Is there a way to make BaseX's HTTP server serve an HTML document stored either in the db as a raw resource or in the file system, with a text/html content type, so it can be displayed in a browser?
The document is a web page that does XHR requests to BaseX. Currently, I load it on the browser through the file protocol. This necessitates making Jetty to respond with CORS headers, or else the same origin policy blocks the XHR requests.
However, this is a maintenance burden. Every update to BaseX requires manually getting a new version of the servlet filter that adds the CORS headers.
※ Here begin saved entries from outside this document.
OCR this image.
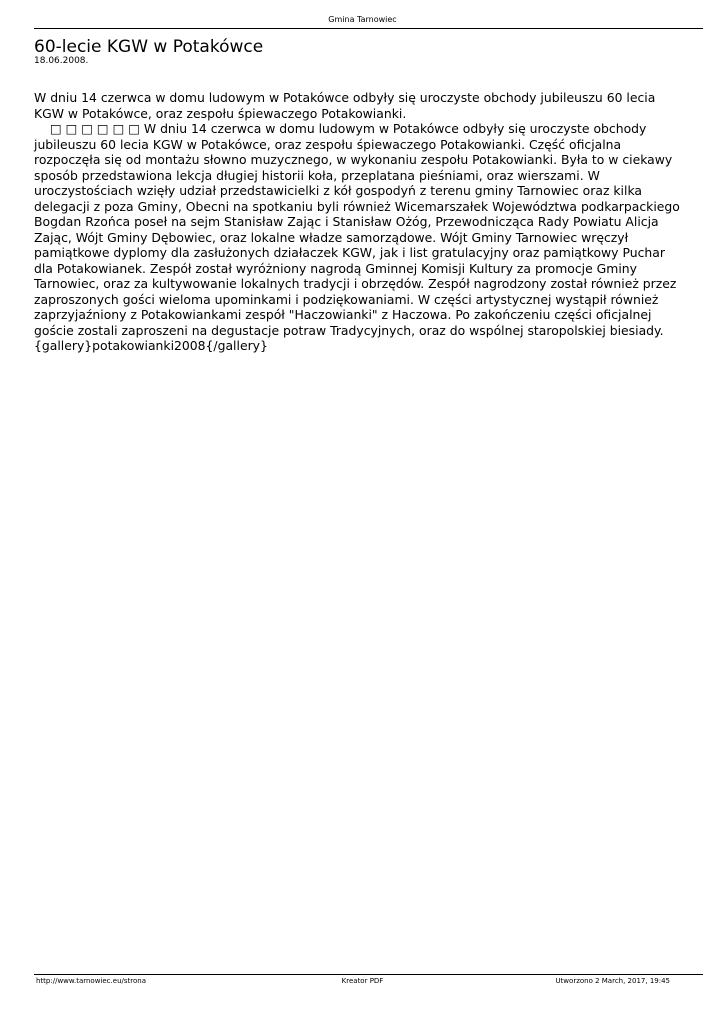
Gmina Tarnowiec
60-lecie KGW w Potakówce
18.06.2008.

W dniu 14 czerwca w domu ludowym w Potakówce odbyły się uroczyste obchody jubileuszu 60 lecia KGW w Potakówce, oraz zespołu śpiewaczego Potakowianki.

□ □ □ □ □ □ W dniu 14 czerwca w domu ludowym w Potakówce odbyły się uroczyste obchody jubileuszu 60 lecia KGW w Potakówce, oraz zespołu śpiewaczego Potakowianki. Część oficjalna rozpoczęła się od montażu słowno muzycznego, w wykonaniu zespołu Potakowianki. Była to w ciekawy sposób przedstawiona lekcja długiej historii koła, przeplatana pieśniami, oraz wierszami. W uroczystościach wzięły udział przedstawicielki z kół gospodyń z terenu gminy Tarnowiec oraz kilka delegacji z poza Gminy, Obecni na spotkaniu byli również Wicemarszałek Województwa podkarpackiego Bogdan Rzońca poseł na sejm Stanisław Zając i Stanisław Ożóg, Przewodnicząca Rady Powiatu Alicja Zając, Wójt Gminy Dębowiec, oraz lokalne władze samorządowe. Wójt Gminy Tarnowiec wręczył pamiątkowe dyplomy dla zasłużonych działaczek KGW, jak i list gratulacyjny oraz pamiątkowy Puchar dla Potakowianek. Zespół został wyróżniony nagrodą Gminnej Komisji Kultury za promocje Gminy Tarnowiec, oraz za kultywowanie lokalnych tradycji i obrzędów. Zespół nagrodzony został również przez zaproszonych gości wieloma upominkami i podziękowaniami. W części artystycznej wystąpił również zaprzyjaźniony z Potakowiankami zespół "Haczowianki" z Haczowa. Po zakończeniu części oficjalnej goście zostali zaproszeni na degustacje potraw Tradycyjnych, oraz do wspólnej staropolskiej biesiady. {gallery}potakowianki2008{/gallery}

http://www.tarnowiec.eu/strona	Kreator PDF	Utworzono 2 March, 2017, 19:45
I'd like to have BaseX itself serve the HTML document (and become the origin), thus eliminating the cross origin requests.
Is it possible?
The default web.xml
(located in BaseXWeb/WEB-INF
) already includes configuration to serve static files from the ./static
directory under the /static/
URI:
<!-- Mapping for static resources (may be restricted to a sub path) -->
<servlet>
<servlet-name>default</servlet-name>
<init-param>
<param-name>useFileMappedBuffer</param-name>
<param-value>false</param-value>
</init-param>
</servlet>
<servlet-mapping>
<servlet-name>default</servlet-name>
<url-pattern>/static/*</url-pattern>
</servlet-mapping>
You can also have a look at the BaseX DBA, which also acts as an example implementation of web applications hosted by BaseX and makes use of the ./static
folder for some JavaScript files.
Of course, you could also change the default web.xml
if you require the files hosted from another directory. An alternative would always be to store the documents in a database as RAW files, and serve them with adequate content type on your own. As hosting files through the ./static
folder bypasses RestXQ execution and has Jetty offer the files directly, you might have some performance improvements over reading files from BaseX databases, though. A third solution might be to host a reverse proxy in front of BaseX to serve the static files (which is usually be done for production anyway), but this adds some administrative overhead in development.